Nederland moet betere afspraken maken over het heffen van belasting bij mensen die vanuit huis voor bedrijven over de grens werken. Daarvoor pleiten regio’s langs de grens in een brief aan de verantwoordelijke ministers van Financiën in Duitsland, België en Nederland. Door die afspraken voor de lange termijn moet het werken over de grens aantrekkelijk blijven.
Thuiswerken is sinds de coronacrisis steeds populairder geworden. Ook al golden in een groot deel van 2022 geen beperkingen meer, toch lag het aantal afgelegde reizigerskilometers voor woon-werkverkeer 22 procent lager dan voor de crisis. Dat meldde het Centraal Bureau voor de Statistiek (CBS) vorige maand. Op Europees niveau zijn daarom afspraken gemaakt om grensoverschrijdende thuiswerkende werknemers te beschermen tegen nadelen van het werken over de grens.

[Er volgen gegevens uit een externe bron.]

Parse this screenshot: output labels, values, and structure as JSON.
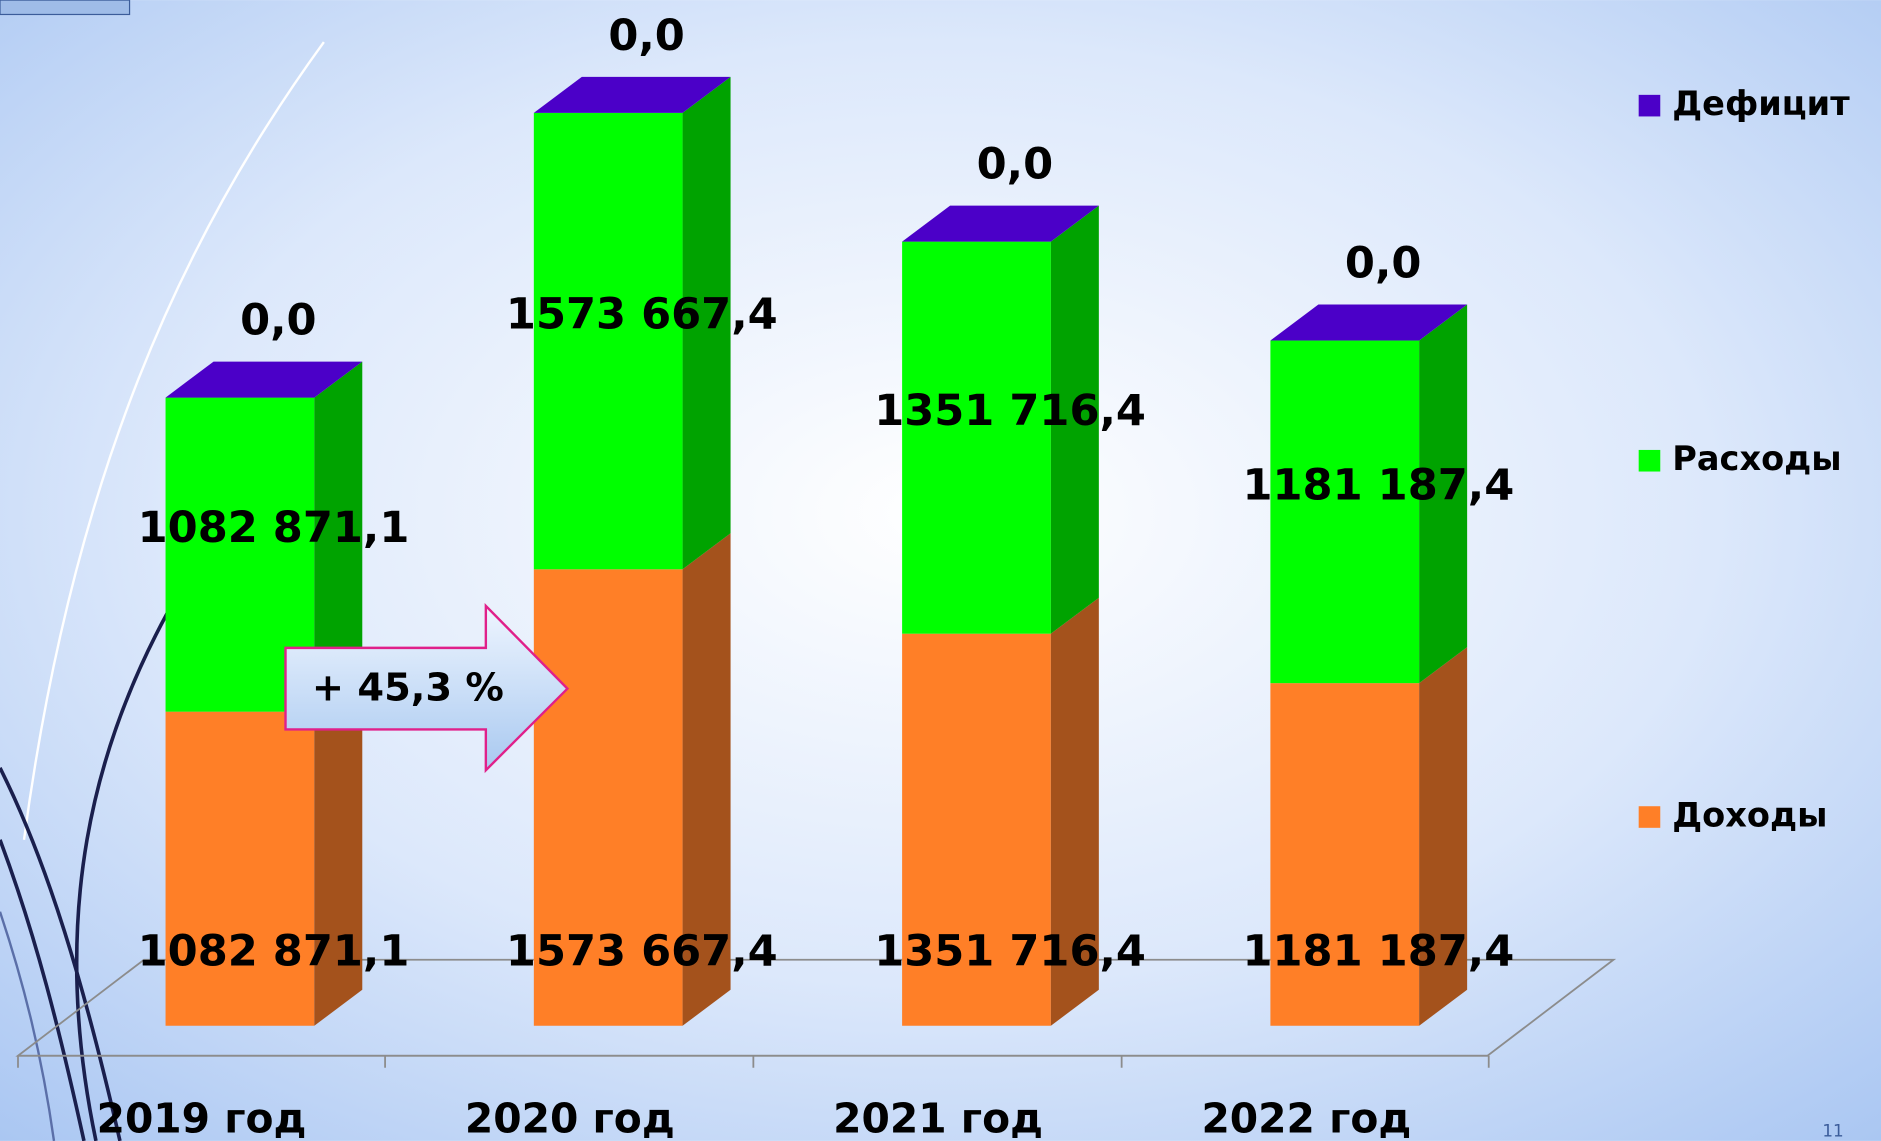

Maar duurzame afspraken ontbreken nog, schrijven de Euregio Maas-Rijn en het grensinfopunt Aken-Euroode in hun brief. Hun pleidooi wordt naar eigen zeggen gesteund door andere grensregio’s, grensinfopunten en "vele andere actoren op de grensoverschrijdende arbeidsmarkt".
Volgens de Limburgse grensregio moeten afspraken over belastingen namelijk tussen landen onderling worden gemaakt, om zo dubbele belastingen te voorkomen. "Door het gebrek aan regelingen voor belastingen ontstaat de situatie dat vergelijkbare omstandigheden in verschillende grensregio's tot fundamenteel verschillende belastingen kunnen leiden. Dit verzwakt de positie van werknemers en maakt het werken over de grens minder aantrekkelijk", betoogt de Euregio.